We begin with two short and curious Kurtág items arranged for flute choir (“Flowers we are”) which center upon open fifths. Several works stick to traditional means. Besides the Kurtág, these include Holliger’s two-page trio (piccolo, flute, alto flute), recorded at a distance for an unusually antique sound (the score indicates 2005, not 2004 as per here), and Crane’s Four which camp at the bottom end of the flute spectrum, suggesting tonal music that doesn’t want to behave as expected. The score indicates two alto flutes and two bass flutes, but sometimes the bass pair doubles the same line. Crane’s collection is simple music, but it gets under the skin.

Like a door forced open by desert wind, the air blasts Sciarrino asks for create an uninviting landscape in Autostrada prima di Babilonia. The earlier work steps beyond the Magic Flute, asking “How are the spells produced?” Hosokawa’s piece is scored for flute alone (“with much tension”), but here Zurria adds taped temple bells which balloon into an encroaching hum.

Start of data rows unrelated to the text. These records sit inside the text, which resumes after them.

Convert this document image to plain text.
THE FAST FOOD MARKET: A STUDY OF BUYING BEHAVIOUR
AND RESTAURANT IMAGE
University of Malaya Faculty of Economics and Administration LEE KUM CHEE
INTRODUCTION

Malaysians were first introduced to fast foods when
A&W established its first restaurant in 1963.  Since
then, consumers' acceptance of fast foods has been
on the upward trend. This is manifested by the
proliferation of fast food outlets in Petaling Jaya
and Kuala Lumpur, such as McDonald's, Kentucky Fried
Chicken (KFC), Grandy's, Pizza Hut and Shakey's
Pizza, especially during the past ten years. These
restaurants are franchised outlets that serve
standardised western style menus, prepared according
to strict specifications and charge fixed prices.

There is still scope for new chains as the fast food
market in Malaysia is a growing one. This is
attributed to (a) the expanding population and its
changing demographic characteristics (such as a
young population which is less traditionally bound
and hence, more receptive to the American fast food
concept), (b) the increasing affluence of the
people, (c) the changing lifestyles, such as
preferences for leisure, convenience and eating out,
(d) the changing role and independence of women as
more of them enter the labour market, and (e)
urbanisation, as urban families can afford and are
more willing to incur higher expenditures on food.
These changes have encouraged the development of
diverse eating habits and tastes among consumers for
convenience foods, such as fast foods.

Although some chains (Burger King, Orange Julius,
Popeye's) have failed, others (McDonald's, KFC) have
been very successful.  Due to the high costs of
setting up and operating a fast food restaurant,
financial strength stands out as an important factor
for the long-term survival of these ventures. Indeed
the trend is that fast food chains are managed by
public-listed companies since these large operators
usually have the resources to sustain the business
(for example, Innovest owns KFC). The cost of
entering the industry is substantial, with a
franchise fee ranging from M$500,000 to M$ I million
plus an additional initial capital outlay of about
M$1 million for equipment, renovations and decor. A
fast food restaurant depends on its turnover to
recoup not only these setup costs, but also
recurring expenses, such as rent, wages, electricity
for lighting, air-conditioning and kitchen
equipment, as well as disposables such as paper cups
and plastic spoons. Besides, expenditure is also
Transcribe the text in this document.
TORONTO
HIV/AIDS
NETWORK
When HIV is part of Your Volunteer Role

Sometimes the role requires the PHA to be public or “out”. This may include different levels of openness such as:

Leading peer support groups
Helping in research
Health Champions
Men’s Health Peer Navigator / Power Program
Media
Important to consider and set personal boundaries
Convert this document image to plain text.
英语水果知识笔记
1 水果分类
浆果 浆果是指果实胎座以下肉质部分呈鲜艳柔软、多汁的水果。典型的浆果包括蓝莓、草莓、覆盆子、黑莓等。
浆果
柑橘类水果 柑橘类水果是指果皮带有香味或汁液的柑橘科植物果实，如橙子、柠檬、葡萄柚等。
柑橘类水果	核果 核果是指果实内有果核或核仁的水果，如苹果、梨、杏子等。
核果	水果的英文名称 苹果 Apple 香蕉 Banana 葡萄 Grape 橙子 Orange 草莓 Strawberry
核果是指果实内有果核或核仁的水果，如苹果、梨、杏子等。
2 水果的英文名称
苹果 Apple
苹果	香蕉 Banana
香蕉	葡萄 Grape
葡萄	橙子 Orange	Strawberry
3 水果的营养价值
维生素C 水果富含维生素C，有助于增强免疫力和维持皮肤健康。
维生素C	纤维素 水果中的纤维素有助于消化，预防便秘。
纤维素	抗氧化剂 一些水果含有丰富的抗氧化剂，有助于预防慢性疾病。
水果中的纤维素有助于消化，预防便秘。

Invocation VI is Scene VI from Furrer’s opera Invocation. We hear an active percussive flute under staccato syllables which on first encounter could be Aperghis. Texts are in Spanish (the opera leverages Marguerite Duras, Ovid and Pavese). In Creshevsky’s eccentric Psalm the flute courses over a synthetic organ and chopped up vocal bits. All taped sounds derive from soprano Griffith’s voice; when slowed and pitched lower, the sighs and syllables are peculiarly creepy.

Skempton’s brief duos, Half moon for flute and accordion (1:43), and Axis 90 for flute and piano (2:08), are momentary palate cleansers. D’Angiolini contributes a curious pair: In Berceuse, a flute comments over distributed percussive copies (five players total), and Schubert hides in the unhurried Romanza as a piano plucks out chord remnants.

Ablinger’s Ohne titel / three flutes leverages specific extensions (metal tubes which fit into the flute) that divide the octave into 13 equal parts for the second player, and into 15 for the third. The trio slithers in close harmony, meandering like coarse canons for 23 minutes.

Each disc closes with an anchor. On disc one it’s Ablinger’s three microtonal flutes; on disc two, Jodlowski’s Limite Circulaire for flute and tape is a gentle throwback to late 20th instrument-plus-tape pieces, inspired by Escher’s print as well as looping techniques.

As with any varied offering, some elements recede to the edges. Despite the astonishing difficulty required for Maresz’s Circumambulation, which requires a constant repeated note from which all activity springs, the totality doesn’t impress. Leach’s slowly unfolding sextet Bruchstück might be a process piece for multiple flutes with intentional or inadvertent late-19th-century gesticulations. Van der Aa’s percussive tape under flute noodling didn’t seem to arrive, even though the player reacts to the tape.